When it came to recording, cars were not Priest’s only indulgence, with 80s-sized royalties also giving them a licence to move between top studios. “We moved around three places,” says Halford. “First we went to Compass Point in the Bahamas… but that was insane. We didn’t get any work done and we couldn’t get focused. It was just mad. We’d start work at six at night, and by eight we’d be down the pub.
“I was going for everything,” he admits. “In fact, that was just before my sobriety kicked in. It’s like a test of fire. Everybody goes through that ritual in rock’n’roll, and it can either be very creative or you can end up doing a lot of damage to yourself, which is what I was doing. I was peaking at that time. From the mid-80s onwards I feel like I became a more serious musician. Maybe it was because I hit that inevitable rock’n’roll wall and survived it.”
Recording moved to Miami, and finally to LA, where both the song and its parent album, Turbo, were completed. When they wrapped, recalls Halford, the band were too close to Turbo Lover to assess it objectively. “We didn’t know it was a classic. But that was the same with Breaking The Law and Living After Midnight. You never think where a song might end up. You’re so immersed that you have no idea.”

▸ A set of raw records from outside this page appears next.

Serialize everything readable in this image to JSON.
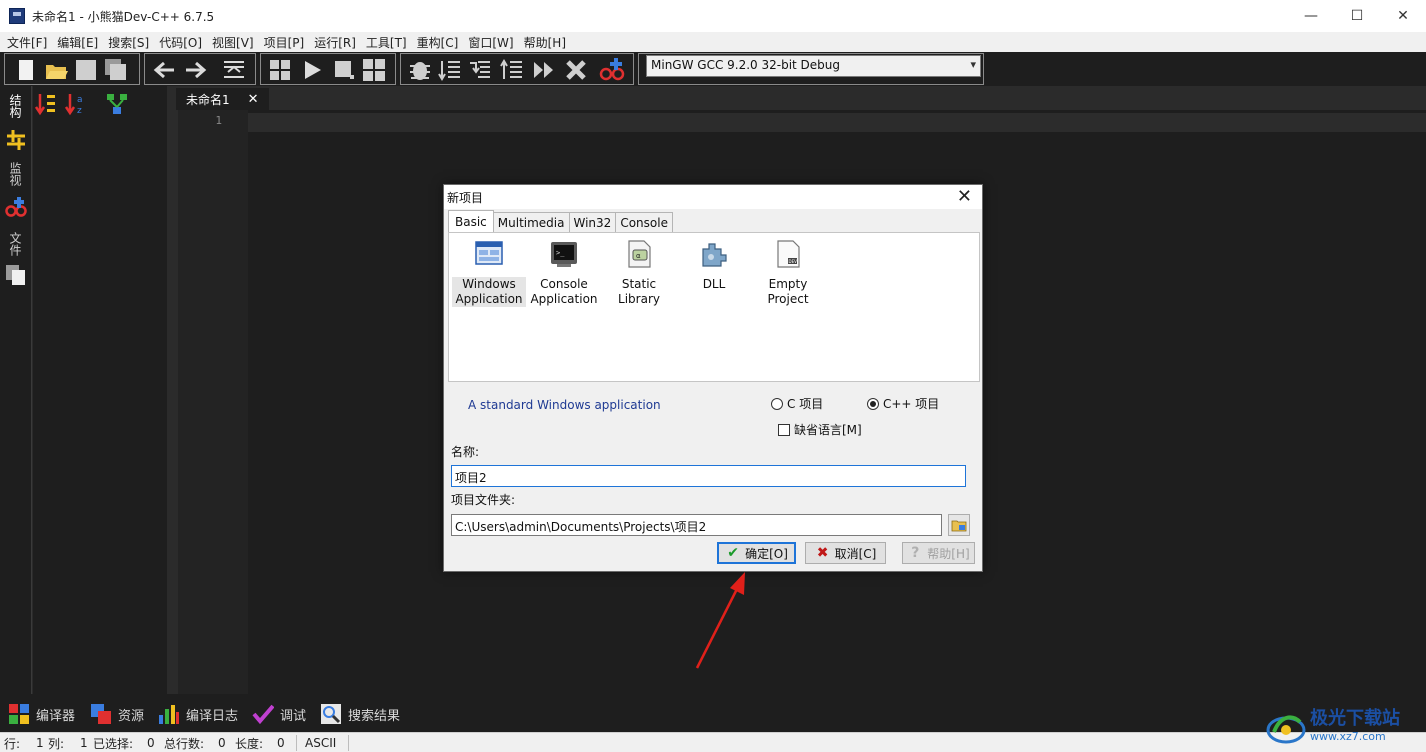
{
  "window": {
    "title": "未命名1 - 小熊猫Dev-C++ 6.7.5",
    "minimize": "—",
    "maximize": "☐",
    "close": "✕"
  },
  "menu": [
    "文件[F]",
    "编辑[E]",
    "搜索[S]",
    "代码[O]",
    "视图[V]",
    "项目[P]",
    "运行[R]",
    "工具[T]",
    "重构[C]",
    "窗口[W]",
    "帮助[H]"
  ],
  "toolbar": {
    "compiler": "MinGW GCC 9.2.0 32-bit Debug"
  },
  "side_tabs": {
    "structure": "结构",
    "watch": "监视",
    "files": "文件"
  },
  "editor": {
    "tab_label": "未命名1",
    "line_number": "1"
  },
  "bottom_tabs": [
    "编译器",
    "资源",
    "编译日志",
    "调试",
    "搜索结果"
  ],
  "status": {
    "row_label": "行:",
    "row_value": "1",
    "col_label": "列:",
    "col_value": "1",
    "selected_label": "已选择:",
    "selected_value": "0",
    "total_lines_label": "总行数:",
    "total_lines_value": "0",
    "length_label": "长度:",
    "length_value": "0",
    "encoding": "ASCII"
  },
  "dialog": {
    "title": "新项目",
    "tabs": [
      "Basic",
      "Multimedia",
      "Win32",
      "Console"
    ],
    "templates": [
      {
        "line1": "Windows",
        "line2": "Application",
        "icon": "windows-app-icon"
      },
      {
        "line1": "Console",
        "line2": "Application",
        "icon": "console-app-icon"
      },
      {
        "line1": "Static Library",
        "line2": "",
        "icon": "static-library-icon"
      },
      {
        "line1": "DLL",
        "line2": "",
        "icon": "dll-icon"
      },
      {
        "line1": "Empty",
        "line2": "Project",
        "icon": "empty-project-icon"
      }
    ],
    "description": "A standard Windows application",
    "radio_c": "C 项目",
    "radio_cpp": "C++ 项目",
    "default_lang": "缺省语言[M]",
    "name_label": "名称:",
    "name_value": "项目2",
    "folder_label": "项目文件夹:",
    "folder_value": "C:\\Users\\admin\\Documents\\Projects\\项目2",
    "ok": "确定[O]",
    "cancel": "取消[C]",
    "help": "帮助[H]"
  },
  "watermark": {
    "name": "极光下载站",
    "url": "www.xz7.com"
  },
  "colors": {
    "accent": "#1e74d8",
    "annotation_arrow": "#e0201a",
    "dark_bg": "#1e1e1e"
  }
}
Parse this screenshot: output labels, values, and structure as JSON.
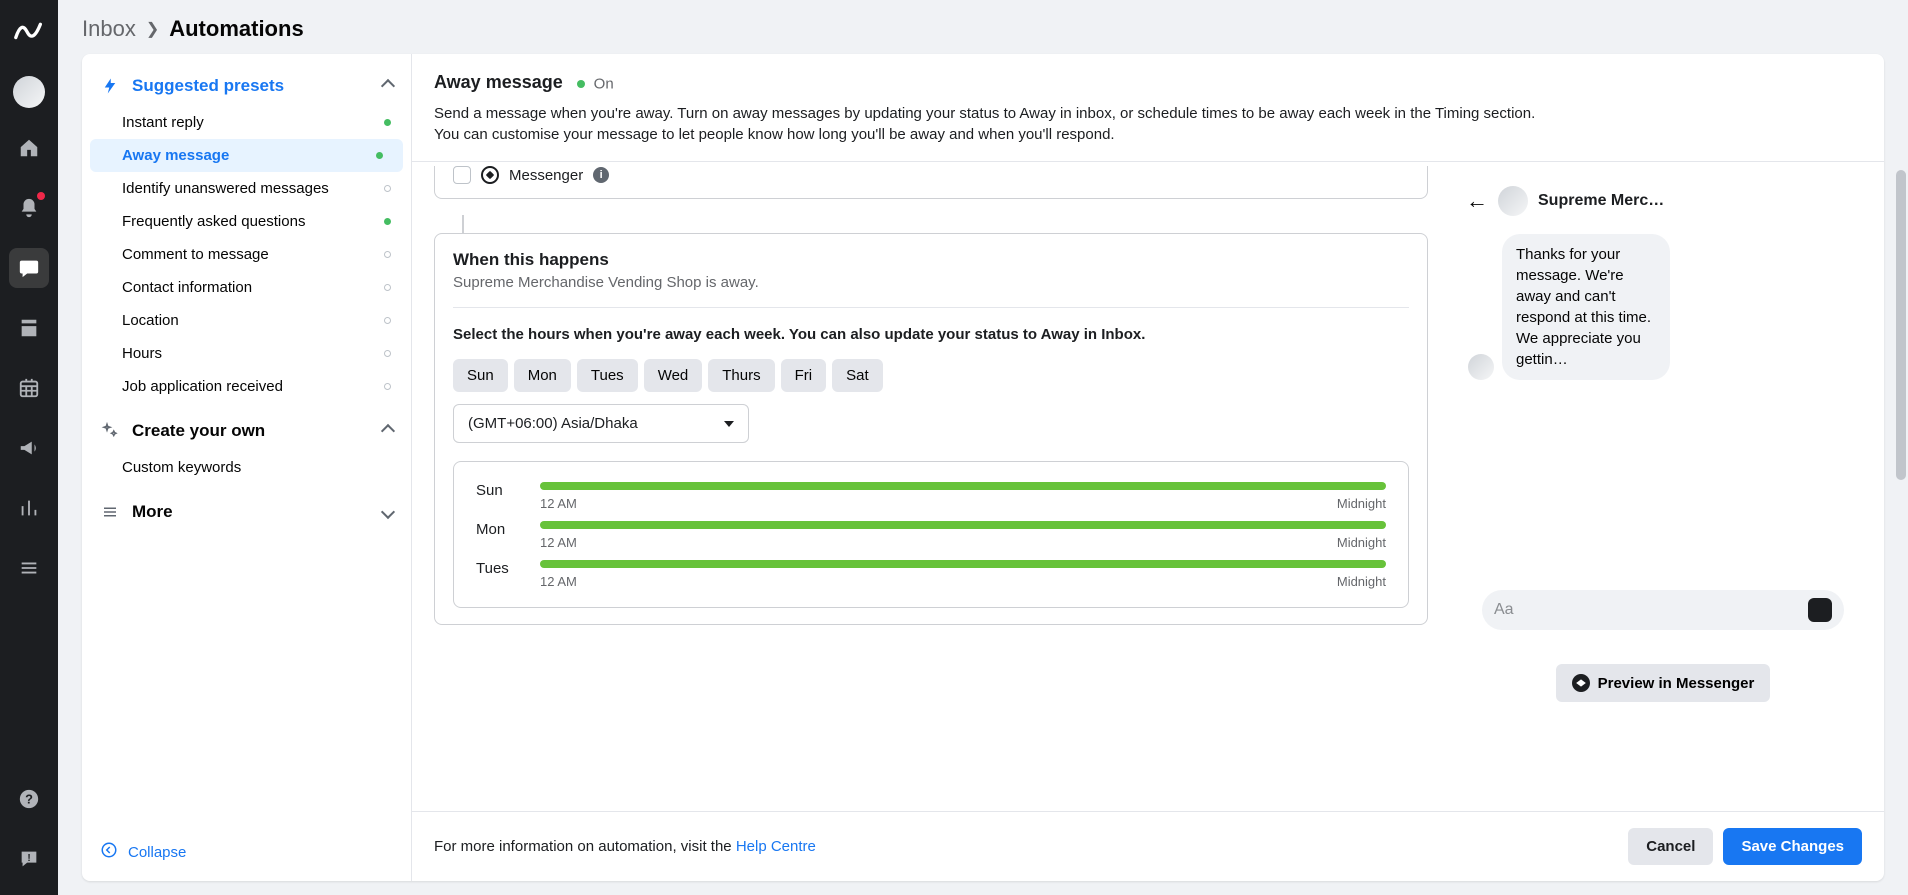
{
  "breadcrumb": {
    "parent": "Inbox",
    "current": "Automations"
  },
  "sidebar": {
    "group1_title": "Suggested presets",
    "items": [
      {
        "label": "Instant reply",
        "status": "green"
      },
      {
        "label": "Away message",
        "status": "green"
      },
      {
        "label": "Identify unanswered messages",
        "status": "empty"
      },
      {
        "label": "Frequently asked questions",
        "status": "green"
      },
      {
        "label": "Comment to message",
        "status": "empty"
      },
      {
        "label": "Contact information",
        "status": "empty"
      },
      {
        "label": "Location",
        "status": "empty"
      },
      {
        "label": "Hours",
        "status": "empty"
      },
      {
        "label": "Job application received",
        "status": "empty"
      }
    ],
    "group2_title": "Create your own",
    "custom_item": "Custom keywords",
    "group3_title": "More",
    "collapse": "Collapse"
  },
  "header": {
    "title": "Away message",
    "status": "On",
    "description": "Send a message when you're away. Turn on away messages by updating your status to Away in inbox, or schedule times to be away each week in the Timing section. You can customise your message to let people know how long you'll be away and when you'll respond."
  },
  "channel": {
    "messenger": "Messenger"
  },
  "when": {
    "title": "When this happens",
    "subtitle": "Supreme Merchandise Vending Shop is away.",
    "instruction": "Select the hours when you're away each week. You can also update your status to Away in Inbox.",
    "days_buttons": [
      "Sun",
      "Mon",
      "Tues",
      "Wed",
      "Thurs",
      "Fri",
      "Sat"
    ],
    "timezone": "(GMT+06:00) Asia/Dhaka",
    "schedule": [
      {
        "day": "Sun",
        "start": "12 AM",
        "end": "Midnight"
      },
      {
        "day": "Mon",
        "start": "12 AM",
        "end": "Midnight"
      },
      {
        "day": "Tues",
        "start": "12 AM",
        "end": "Midnight"
      }
    ]
  },
  "preview": {
    "shop_name": "Supreme Merc…",
    "message": "Thanks for your message. We're away and can't respond at this time. We appreciate you gettin…",
    "input_placeholder": "Aa",
    "button": "Preview in Messenger"
  },
  "footer": {
    "text_prefix": "For more information on automation, visit the ",
    "link": "Help Centre",
    "cancel": "Cancel",
    "save": "Save Changes"
  }
}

Los Angeles was also the city that gave Halford his favourite memory of the song. “I was driving down Sunset Strip in a convertible Porsche, and Turbo Lover actually came on the radio,” he grins. “I was like, my god, here I am, a kid from Walsall in the West Midlands. It was so unreal.”
Others were less enchanted, though, and, six years after their breakthrough British Steel album, Turbo’s zeitgeist-straddling sound split the hardcore.
“There was a bit of push-back,” says Halford. “But I can remember when we released Painkiller, there was a bit of push-back on that too. That’s the way it goes. You can’t please absolutely everybody. Sometimes all your fans want is to keep living the same experience over and over again. In Priest we never dismiss what our fans say, but at the same time it can be very dangerous.”
The singer admits the song and album were ‘love/hate’, yet insists both were vital to Priest’s evolution. “We were passionate about protecting Judas Priest’s music too, but if we’d shut every possibility off we wouldn’t have been as adventurous. The truth is, we’ve never believed in rules, and we’ve always said you’re foolish if you’re in a band and you don’t listen to the radio, or check out other bands’ music, because you can learn a lot.
"That’s what’s so cool about Priest: if you lay out all the decades – the 70s, 80s, 90s and now – they’ve each got a representation of the vibe that was going around. So Turbo Lover and Turbo were controversial to some people, but that’s where we were at the time.”
Halford still loves the track, if not the subject matter. “Turbo Lover has become a classic,” he says. “But I’m not really a car fanatic any more. Since I turned 60 I’ve become less attached to stuff. I’m not really interested in the material side of life. I went through that phase but I’ve realised now the most important thing in my life is Judas Priest."
“It’s funny, isn’t it?” Rob Halford adds of the Harley-riding skeletons in Wayne Isham’s memorable Turbo Lover video. “KK and Glenn were Porsche-mad, but of course the motorbike was still synonymous with what we do. We were looking to have some fun with the video and get the essence and the message across. With each of our videos we’re quite original and tried not to repeat ourselves. So when you think of Breaking The Law, you immediately think of breaking into a bank, and with You’ve Got Another Thing Coming you’ve got the power station… all the videos have had a little treasure to look at.”